Avant d'être embauchée l'année dernière comme serveuse au Training Café d'Almaty, la plus grande ville du Kazakhstan, Jouldouz Abdoukarimova, 26 ans, avait peu d'espoir de trouver un emploi, de même que ses collègues qui souffrent tous de troubles mentaux ou de difficultés d'apprentissage.
"J'ai beaucoup appris en travaillant ici", confie à l'AFP cette jeune femme timide qui a passé son adolescence dans une institution spécialisée pour handicapés mentaux.
Malgré des efforts récents des autorités pour améliorer les conditions de vie des personnes handicapées, le Kazakhstan, ex-république soviétique d'Asie centrale, a encore du mal à surmonter les stéréotypes qui existaient à l'époque de l'URSS.
Les personnes souffrant d'un handicap mental léger étaient alors souvent internées et celles atteintes de maladies plus graves se retrouvaient dans des établissements psychiatriques avec un régime quasiment carcéral.
"L'idée que ces gens pouvaient travailler, étudier dans des écoles ordinaires et même suivre des études supérieures n'est jamais venue à personne", se souvient Asia Akhtanova, qui dirige l'Association des parents d'enfants handicapés, fondée à Almaty après la chute de l'URSS en 1991.
Plus de 700 patients dont la plupart ne représentent pas de danger pour la société et sont capables de travailler continuent à vivre aujourd'hui dans des institutions spécialisées à Almaty, une ville de 1,5 million d'habitants, selon des experts.
Et seulement 3% des personnes handicapées dans le pays ont un emploi, selon les statistiques officielles.
Quelque 200.000 personnes figurent sur le registre officiel des personnes souffrant de troubles mentaux chroniques dans ce pays de 17 millions d'habitants, ont affirmé cette année des médias locaux.
- Efforts récents -
Le café, qui sert des plats traditionnels kazakhs et russes, bénéficie d'un soutien financier de l'ONG Open Society Institute du milliardaire américain George Soros, basée à New York.
Signe que cette initiative est approuvée en haut lieu, la ministre kazakhe de la Santé, Tamara Dousseïnova, est venue goûter le menu du Training Café en novembre dernier.

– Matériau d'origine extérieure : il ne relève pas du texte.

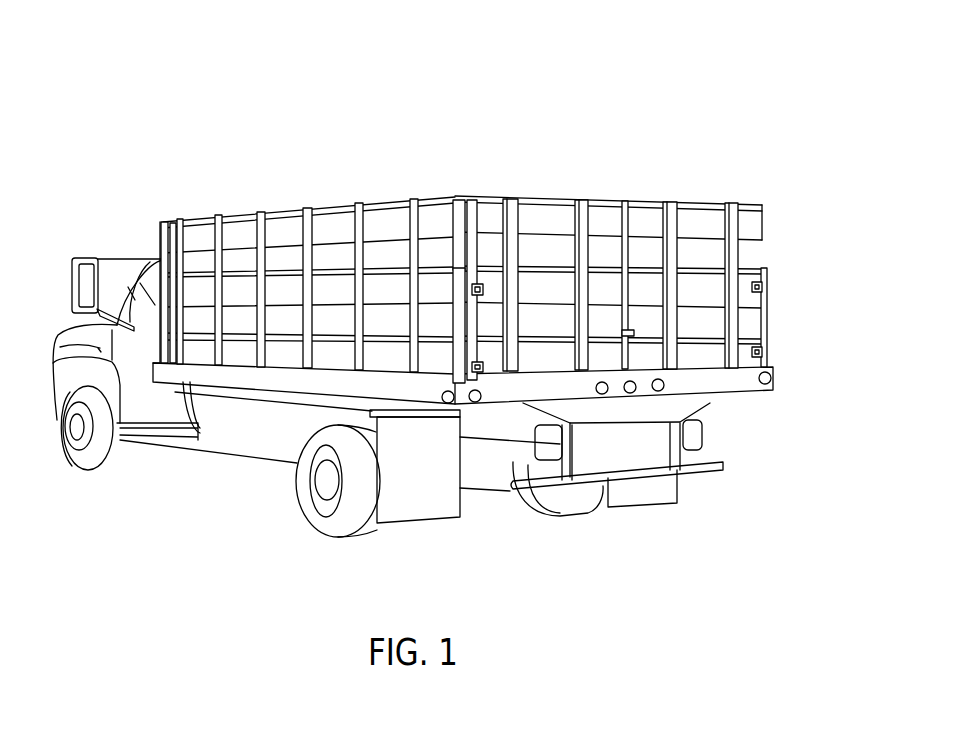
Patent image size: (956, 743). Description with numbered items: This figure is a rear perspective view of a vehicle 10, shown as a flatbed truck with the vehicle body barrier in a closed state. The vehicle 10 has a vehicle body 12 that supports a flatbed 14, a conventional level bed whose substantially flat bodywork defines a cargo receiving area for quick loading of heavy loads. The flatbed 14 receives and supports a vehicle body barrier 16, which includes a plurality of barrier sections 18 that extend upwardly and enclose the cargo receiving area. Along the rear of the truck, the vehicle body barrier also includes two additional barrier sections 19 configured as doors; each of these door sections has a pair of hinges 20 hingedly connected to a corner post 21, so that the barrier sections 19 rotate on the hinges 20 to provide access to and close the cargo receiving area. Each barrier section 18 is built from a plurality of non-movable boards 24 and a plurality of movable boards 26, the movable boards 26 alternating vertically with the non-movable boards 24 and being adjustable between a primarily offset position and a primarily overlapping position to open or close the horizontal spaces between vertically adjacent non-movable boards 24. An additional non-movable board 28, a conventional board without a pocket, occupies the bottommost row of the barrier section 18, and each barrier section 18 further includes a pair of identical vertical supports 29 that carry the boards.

The vehicle 10 is at (650, 40).
The vehicle body 12 is at (57, 333).
The flatbed 14 is at (282, 388).
The vehicle body barrier 16 is at (680, 136).
The barrier section 18 is at (368, 184).
The barrier section 19 is at (668, 183).
The hinge 20 is at (484, 366).
The corner post 21 is at (453, 386).
The non-movable board 24 is at (437, 220).
The movable board 26 is at (437, 255).
The additional non-movable board 28 is at (422, 373).
The vertical support 29 is at (173, 350).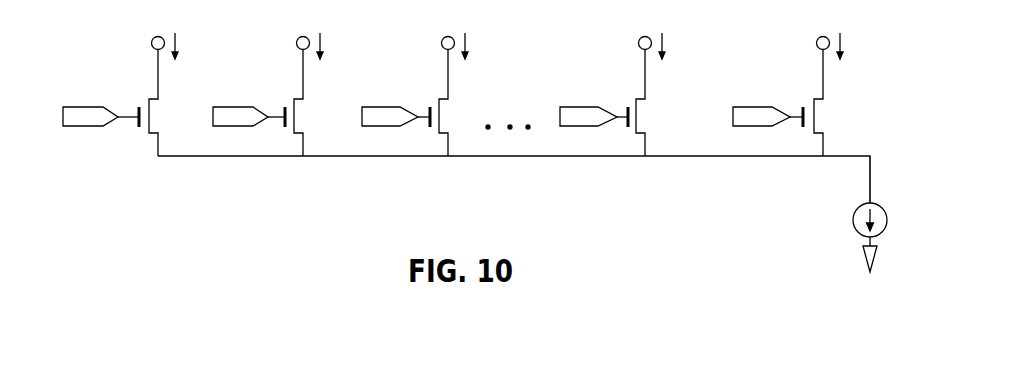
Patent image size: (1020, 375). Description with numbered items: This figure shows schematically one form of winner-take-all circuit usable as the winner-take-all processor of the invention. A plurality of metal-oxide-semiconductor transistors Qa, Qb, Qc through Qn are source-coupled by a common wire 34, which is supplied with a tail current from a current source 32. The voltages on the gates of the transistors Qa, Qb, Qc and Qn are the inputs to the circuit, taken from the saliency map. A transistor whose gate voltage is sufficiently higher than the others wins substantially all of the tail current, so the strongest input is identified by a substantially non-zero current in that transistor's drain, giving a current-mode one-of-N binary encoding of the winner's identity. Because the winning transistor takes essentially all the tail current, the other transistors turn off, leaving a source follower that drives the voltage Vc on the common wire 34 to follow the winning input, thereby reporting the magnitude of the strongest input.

The current source 32 is at (862, 233).
The common wire 34 is at (605, 157).
The MOS transistor Qa is at (133, 83).
The MOS transistor Qb is at (281, 83).
The MOS transistor Qc is at (427, 83).
The MOS transistor Qn is at (797, 83).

Le Kazakhstan a ratifié l'an dernier la Convention de l'ONU relative aux droits des handicapés et des signes de changement de l'attitude des pouvoirs publics envers ces derniers ont récemment été constatés, notamment dans les grandes villes du pays.
En 2014, un réalisateur originaire d'Almaty a tourné le premier film kazakh, inspiré par Hamlet de William Shakespeare, avec un homme souffrant de paralysie cérébrale dans le rôle principal.
Le Kazakhstan, qui était en lice pour accueillir les jeux Olympiques d'hiver en 2022 avant de perdre face à Pékin, a aussi lancé une campagne de promotion des sports paralympiques dans le pays, en attirant l'attention de la population sur les difficultés rencontrées par les personnes handicapées.
En février, le gouvernement kazakh a annoncé que plus de 4.400 personnes handicapées avaient trouvé un travail en 2015.
"Il y a des progrès. Le gouvernement a fait des efforts réels pour s'assurer que certains emplois sont accessibles aux handicapés", se félicite Almagoul Seïsenova, membre d'une association caritative à Almaty qui oeuvre pour faciliter l'accès à l'emploi de cette catégorie de la population.
- 'Sans frontières' -
Mais cette femme ne cache pas avoir peur pour l'avenir de son fils de 20 ans, handicapé mental, en déplorant que le Training Cafe soit pour l'heure la seule initiative dans sa ville visant à aider les personnes avec handicap à s'intégrer dans le monde du travail.
"Combien de personnes capables de travailler passent toujours leur vie entre les murs des institutions pour handicapés mentaux?", s'interroge-t-elle.
L'une des fondatrices du café, la psychologue Rassima Temerbaïeva, se veut plus optimiste, en confiant à l'AFP son projet d'ouvrir des cafés similaires dans d'autres villes kazakhes et dans les pays voisins, au Kirghizstan, au Tadjikistan et en Ouzbékistan.
"Au Kazakhstan, les personnes handicapées sont cantonnées dans des frontières étroites. Et ce café, c'est un endroit où les frontières n'existent pas", explique-t-elle.